Something I did not see - Stokes's Low key celebration of his century (100 runs) - he still needed another 35 runs
I was not enjoying much of this summer's Ashes Test series; because of the batting. England's current Test batting is probably the worst it has been in the history of the professional sport; while watching our (very good) bowlers utterly failing to get-out the Australian Steve Smith has been almost unbearable. Smith is probably the best batsman of the past half century; but is a nasty person, a cheat and horribly ugly to watch.
Yet on Sunday afternoon was one of the miraculous things of sport, when England were (as usual) heading inexorably towards another heavy and deserved defeat; and then this was almost single-handedly - and impossibly - turned to victory by the batting of Ben Stokes.
Expert judges of the game with decades of experience (eg. Geoffrey Boycott - a man not given to hyperbole, to put it mildly) called it the greatest innings they had ever seen; given the context (Ashes on the line), the superb quality of the Australian bowling, the sheer pressure...

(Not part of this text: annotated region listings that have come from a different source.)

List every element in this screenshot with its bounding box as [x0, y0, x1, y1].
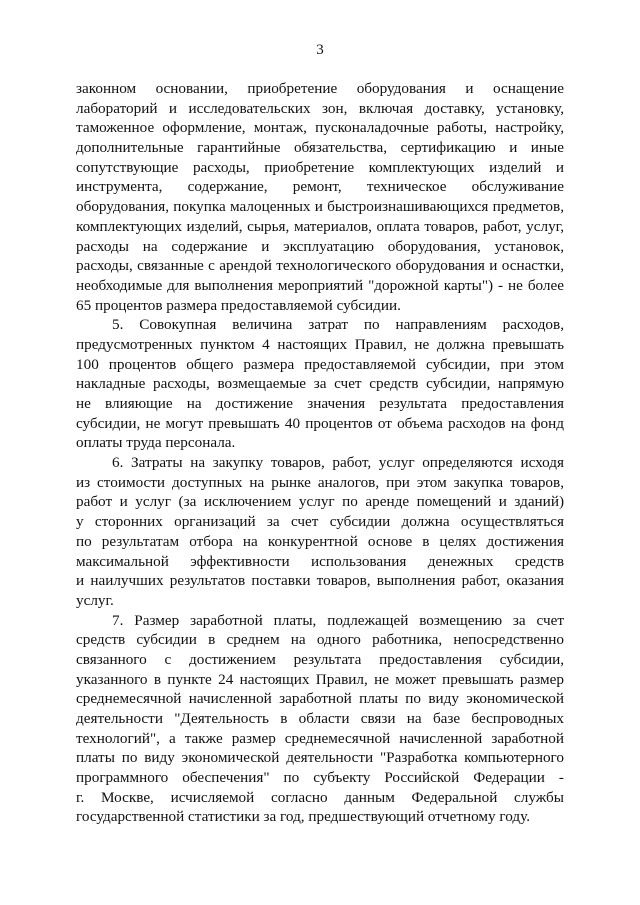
text-line: комплектующих изделий, сырья, материалов, оплата товаров, работ, услуг,	[76, 217, 564, 235]
text-line: 65 процентов размера предоставляемой субсидии.	[76, 296, 401, 314]
text-line: расходы на содержание и эксплуатацию оборудования, установок,	[76, 237, 564, 255]
text-line: у сторонних организаций за счет субсидии должна осуществляться	[76, 513, 564, 531]
text-line: дополнительные гарантийные обязательства, сертификацию и иные	[76, 139, 564, 157]
text-line: платы по виду экономической деятельности "Разработка компьютерного	[76, 749, 564, 767]
text-line: деятельности "Деятельность в области связи на базе беспроводных	[76, 710, 564, 727]
text-line: не влияющие на достижение значения результата предоставления	[76, 395, 564, 412]
text-line: оборудования, покупка малоценных и быстроизнашивающихся предметов,	[76, 198, 564, 216]
text-line: из стоимости доступных на рынке аналогов, при этом закупка товаров,	[76, 473, 564, 491]
paragraph-first-line: 5. Совокупная величина затрат по направлениям расходов,	[112, 316, 564, 334]
text-line: услуг.	[76, 591, 114, 609]
text-line: накладные расходы, возмещаемые за счет средств субсидии, напрямую	[76, 375, 564, 393]
text-line: законном основании, приобретение оборудования и оснащение	[76, 80, 564, 97]
text-line: и наилучших результатов поставки товаров, выполнения работ, оказания	[76, 572, 564, 590]
paragraph-first-line: 6. Затраты на закупку товаров, работ, услуг определяются исходя	[112, 454, 564, 472]
text-line: программного обеспечения" по субъекту Российской Федерации -	[76, 769, 564, 787]
text-line: максимальной эффективности использования денежных средств	[76, 552, 564, 570]
text-line: указанного в пункте 24 настоящих Правил, не может превышать размер	[76, 670, 564, 688]
text-line: г. Москве, исчисляемой согласно данным Федеральной службы	[76, 788, 564, 806]
text-line: технологий", а также размер среднемесячной начисленной заработной	[76, 729, 564, 747]
text-line: инструмента, содержание, ремонт, техническое обслуживание	[76, 178, 564, 196]
text-line: средств субсидии в среднем на одного работника, непосредственно	[76, 631, 564, 649]
text-line: среднемесячной начисленной заработной платы по виду экономической	[76, 690, 564, 708]
text-line: работ и услуг (за исключением услуг по аренде помещений и зданий)	[76, 493, 564, 511]
text-line: субсидии, не могут превышать 40 процентов от объема расходов на фонд	[76, 414, 564, 432]
text-line: необходимые для выполнения мероприятий "дорожной карты") - не более	[76, 276, 564, 294]
text-line: таможенное оформление, монтаж, пусконаладочные работы, настройку,	[76, 119, 564, 137]
text-line: лабораторий и исследовательских зон, включая доставку, установку,	[76, 99, 564, 117]
text-line: расходы, связанные с арендой технологического оборудования и оснастки,	[76, 257, 564, 275]
text-line: предусмотренных пунктом 4 настоящих Правил, не должна превышать	[76, 335, 564, 353]
text-line: государственной статистики за год, предшествующий отчетному году.	[76, 808, 530, 826]
page-number: 3	[316, 42, 324, 58]
document-body	[76, 79, 564, 827]
text-line: по результатам отбора на конкурентной основе в целях достижения	[76, 532, 564, 550]
text-line: 100 процентов общего размера предоставляемой субсидии, при этом	[76, 355, 564, 373]
text-line: оплаты труда персонала.	[76, 434, 236, 452]
text-line: связанного с достижением результата предоставления субсидии,	[76, 650, 564, 668]
paragraph-first-line: 7. Размер заработной платы, подлежащей возмещению за счет	[112, 611, 564, 629]
text-line: сопутствующие расходы, приобретение комплектующих изделий и	[76, 158, 564, 176]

I was very involved with the experience, and 'yet' - as with several of my favourite sporting events - I was listening on radio (Test Match Special). The visual events therefore happening in my imagination (of course I knew, from previous TV, what everybody looked like and how they played). And I could scarcely have enjoyed it more!
It's interesting, and probably significant; that apparently less is more, sometimes - maybe often. The absence of the visual apparently engaged the emotions more than if I could have seen it. Less passive and externally-manipulated; more active and free.